A 51 ans, Philippe Mauduit a rejoint le staff de l’équipe cycliste Groupama-FDJ et donne suite avec beaucoup d’enthousiasme à une carrière riche en expériences lui ayant permis de travailler auprès de très grands champions et aux quatre coins du monde. A la veille du Tour de La Provence, sa première course en 2019 et après avoir été en stage pendant 17 jours à Tenerife avec le groupe Thibaut Pinot, il nous dit son bonheur de travailler dans un groupe ‘’poussant le détail à un niveau que tu ne vois pas dans beaucoup d’équipes’’.

Philippe, comment appréhendes-tu ta première course derrière le volant de la voiture Groupama-FDJ ?

Je suis à bloc ! Pressé comme un cadet. Faire une première course avec sa nouvelle équipe, c’est toujours un événement en soi. Je vais devoir prendre mes marques. Les coureurs ne savent pas comment je vais réagir, à l’inverse je ne le sais pas non plus. Je me pose beaucoup de questions et finalement ce sera sans doute très simple. Simplement, j’ai beaucoup d’envie.

« Quand je me suis retrouvé avec eux, j’ai passé beaucoup de temps à observer »

Ces coureurs, pour la plupart te connaissent bien, tu viens de vivre 17 jours avec eux lors d’un stage à Tenerife. Comment cela s’est-il passé ?

Super bien, ils ont vraiment bien bossé. Julien Pinot était avec nous pour superviser le travail. Jacky Maillot nous y a rejoint pour surveiller l’adaptation à l’altitude et envisager le phénomène de l’hypoxie. Seul bémol, ils ont fini un peu souffrants. C’est dommage, quand tu as bien travaillé d’avoir ce genre de petit inconvénient mais les acquis étaient là. Tout est rentré dan l’ordre et ils sont tous prêts.

Ce stage t’a permis de bien faire connaissance avec Thibaut Pinot ?

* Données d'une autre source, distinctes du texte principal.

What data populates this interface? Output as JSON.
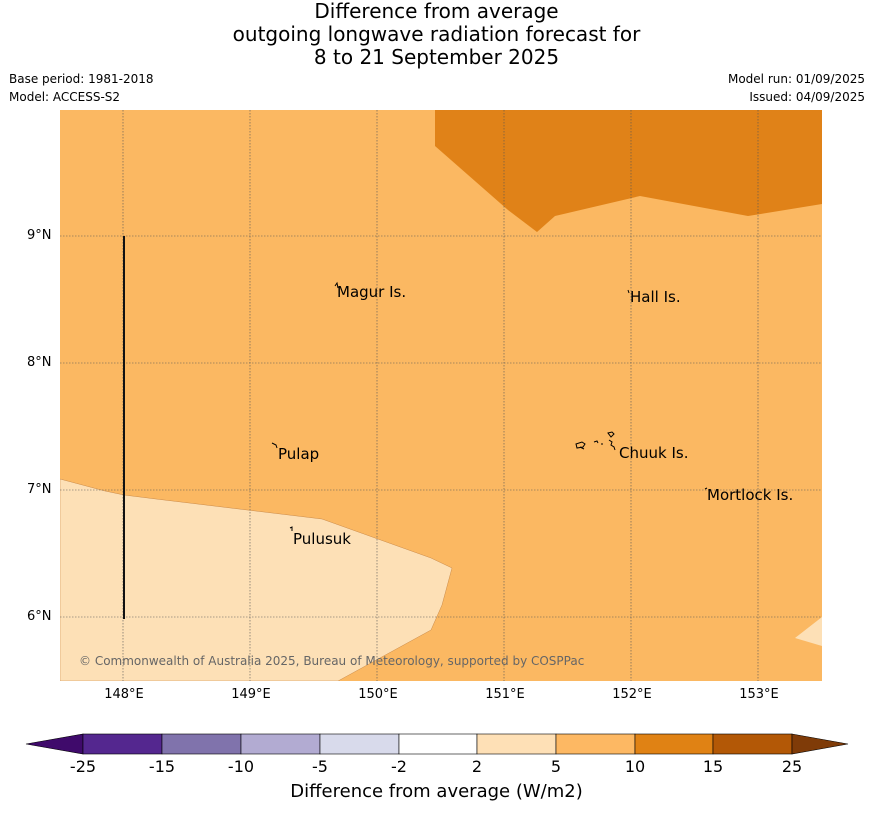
{
  "title": {
    "line1": "Difference from average",
    "line2": "outgoing longwave radiation forecast for",
    "line3": "8 to 21 September 2025"
  },
  "meta": {
    "base_period": "Base period: 1981-2018",
    "model": "Model: ACCESS-S2",
    "model_run": "Model run: 01/09/2025",
    "issued": "Issued: 04/09/2025"
  },
  "map": {
    "lat_labels": [
      "9°N",
      "8°N",
      "7°N",
      "6°N"
    ],
    "lon_labels": [
      "148°E",
      "149°E",
      "150°E",
      "151°E",
      "152°E",
      "153°E"
    ],
    "places": [
      "Magur Is.",
      "Hall Is.",
      "Pulap",
      "Chuuk Is.",
      "Mortlock Is.",
      "Pulusuk"
    ],
    "copyright": "© Commonwealth of Australia 2025, Bureau of Meteorology, supported by COSPPac",
    "colors": {
      "band_2_5": "#fde0b6",
      "band_5_10": "#fbb862",
      "band_10_15": "#e08218"
    }
  },
  "colorbar": {
    "ticks": [
      "-25",
      "-15",
      "-10",
      "-5",
      "-2",
      "2",
      "5",
      "10",
      "15",
      "25"
    ],
    "colors": [
      "#3f0a6b",
      "#54278f",
      "#8073ac",
      "#b2abd2",
      "#d8daeb",
      "#ffffff",
      "#fee0b6",
      "#fdb863",
      "#e08214",
      "#b35806",
      "#7f3b08"
    ],
    "label": "Difference from average (W/m2)"
  }
}
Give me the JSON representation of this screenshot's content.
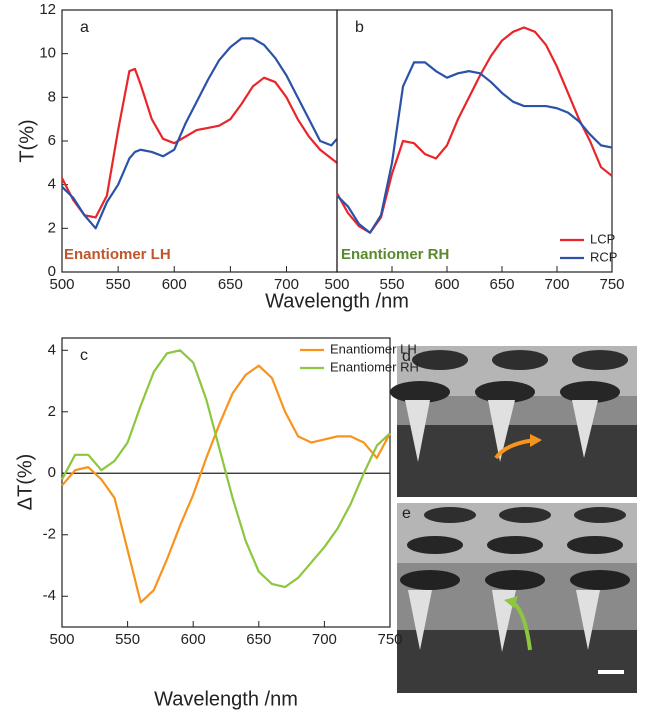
{
  "chart_data": [
    {
      "type": "line",
      "panel_label": "a",
      "ylabel": "T(%)",
      "xlabel": "Wavelength /nm",
      "annotation": "Enantiomer  LH",
      "annotation_color": "#c0562a",
      "xlim": [
        500,
        745
      ],
      "xticks": [
        500,
        550,
        600,
        650,
        700
      ],
      "ylim": [
        0,
        12
      ],
      "yticks": [
        0,
        2,
        4,
        6,
        8,
        10,
        12
      ],
      "x": [
        500,
        510,
        520,
        530,
        540,
        550,
        560,
        565,
        570,
        580,
        590,
        600,
        610,
        620,
        630,
        640,
        650,
        660,
        670,
        680,
        690,
        700,
        710,
        720,
        730,
        740,
        745
      ],
      "series": [
        {
          "name": "LCP",
          "color": "#e8262a",
          "values": [
            4.3,
            3.3,
            2.6,
            2.5,
            3.5,
            6.5,
            9.2,
            9.3,
            8.6,
            7.0,
            6.1,
            5.9,
            6.2,
            6.5,
            6.6,
            6.7,
            7.0,
            7.7,
            8.5,
            8.9,
            8.7,
            8.0,
            7.0,
            6.2,
            5.6,
            5.2,
            5.0
          ]
        },
        {
          "name": "RCP",
          "color": "#2a52a8",
          "values": [
            3.9,
            3.4,
            2.6,
            2.0,
            3.2,
            4.0,
            5.2,
            5.5,
            5.6,
            5.5,
            5.3,
            5.6,
            6.8,
            7.8,
            8.8,
            9.7,
            10.3,
            10.7,
            10.7,
            10.4,
            9.8,
            9.0,
            8.0,
            7.0,
            6.0,
            5.8,
            6.1
          ]
        }
      ]
    },
    {
      "type": "line",
      "panel_label": "b",
      "annotation": "Enantiomer  RH",
      "annotation_color": "#5a8a2f",
      "legend": "lower right",
      "xlim": [
        500,
        750
      ],
      "xticks": [
        500,
        550,
        600,
        650,
        700,
        750
      ],
      "ylim": [
        0,
        12
      ],
      "x": [
        500,
        510,
        520,
        530,
        540,
        550,
        560,
        570,
        580,
        590,
        600,
        610,
        620,
        630,
        640,
        650,
        660,
        670,
        680,
        690,
        700,
        710,
        720,
        730,
        740,
        750
      ],
      "series": [
        {
          "name": "LCP",
          "color": "#e8262a",
          "values": [
            3.6,
            2.7,
            2.1,
            1.8,
            2.5,
            4.5,
            6.0,
            5.9,
            5.4,
            5.2,
            5.8,
            7.0,
            8.0,
            9.0,
            9.9,
            10.6,
            11.0,
            11.2,
            11.0,
            10.4,
            9.4,
            8.2,
            7.0,
            6.0,
            4.8,
            4.4
          ]
        },
        {
          "name": "RCP",
          "color": "#2a52a8",
          "values": [
            3.5,
            3.0,
            2.2,
            1.8,
            2.6,
            5.0,
            8.5,
            9.6,
            9.6,
            9.2,
            8.9,
            9.1,
            9.2,
            9.1,
            8.7,
            8.2,
            7.8,
            7.6,
            7.6,
            7.6,
            7.5,
            7.3,
            6.9,
            6.3,
            5.8,
            5.7
          ]
        }
      ]
    },
    {
      "type": "line",
      "panel_label": "c",
      "ylabel": "ΔT(%)",
      "xlabel": "Wavelength /nm",
      "legend": "upper right",
      "zero_line": true,
      "xlim": [
        500,
        750
      ],
      "xticks": [
        500,
        550,
        600,
        650,
        700,
        750
      ],
      "ylim": [
        -5,
        4.4
      ],
      "yticks": [
        -4,
        -2,
        0,
        2,
        4
      ],
      "x": [
        500,
        510,
        520,
        530,
        540,
        550,
        560,
        570,
        580,
        590,
        600,
        610,
        620,
        630,
        640,
        650,
        660,
        670,
        680,
        690,
        700,
        710,
        720,
        730,
        740,
        750
      ],
      "series": [
        {
          "name": "Enantiomer LH",
          "color": "#f7941d",
          "values": [
            -0.4,
            0.1,
            0.2,
            -0.2,
            -0.8,
            -2.5,
            -4.2,
            -3.8,
            -2.8,
            -1.7,
            -0.7,
            0.5,
            1.6,
            2.6,
            3.2,
            3.5,
            3.1,
            2.0,
            1.2,
            1.0,
            1.1,
            1.2,
            1.2,
            1.0,
            0.5,
            1.3
          ]
        },
        {
          "name": "Enantiomer RH",
          "color": "#8dc63f",
          "values": [
            -0.2,
            0.6,
            0.6,
            0.1,
            0.4,
            1.0,
            2.2,
            3.3,
            3.9,
            4.0,
            3.6,
            2.4,
            0.8,
            -0.8,
            -2.2,
            -3.2,
            -3.6,
            -3.7,
            -3.4,
            -2.9,
            -2.4,
            -1.8,
            -1.0,
            0.0,
            0.9,
            1.3
          ]
        }
      ]
    }
  ],
  "images": [
    {
      "panel_label": "d"
    },
    {
      "panel_label": "e"
    }
  ]
}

Je ne le connaissais pas ou plutôt seulement comme on connaît un coureur d’une autre équipe et quand on se dit bonjour dans l’ascenseur d’un hôtel. J’avais plus de relations avec son frère Julien, nous avons un passé commun à Besançon. On s’appelait de temps en temps. C’est drôle mais quand tu rejoins une équipe, les gens de l’intérieur et de l’extérieur te parlent des coureurs. Avant de les côtoyer, j’avais plein d’infos. Quand je me suis retrouvé avec eux, j’ai passé beaucoup de temps à observer, j’ai laissé faire les choses. J’ai appris en laissant faire ce qu’ils ont l’habitude de faire. Thibaut, ça me semble être une belle surprise. En tout cas, je n’ai pas retrouvé le coureur dépeint par les médias. Et ce que j’avais lu sur lui n’est pas juste. Je m’attendais à ce qu’il soit taiseux, à découvrir un homme qui n’ose pas venir vers toi. Finalement, non, c’est tout le contraire. Il est avenant, il est bien dans son équipe. C’est un vrai leader avec des idées, des envies et des besoins. Il ne se la raconte pas. En fait, il a la qualité de tous les grands champions. On a toujours l’impression qu’ils sont inaccessibles et finalement ils sont très humbles en ayant la faculté de se remettre souvent en question.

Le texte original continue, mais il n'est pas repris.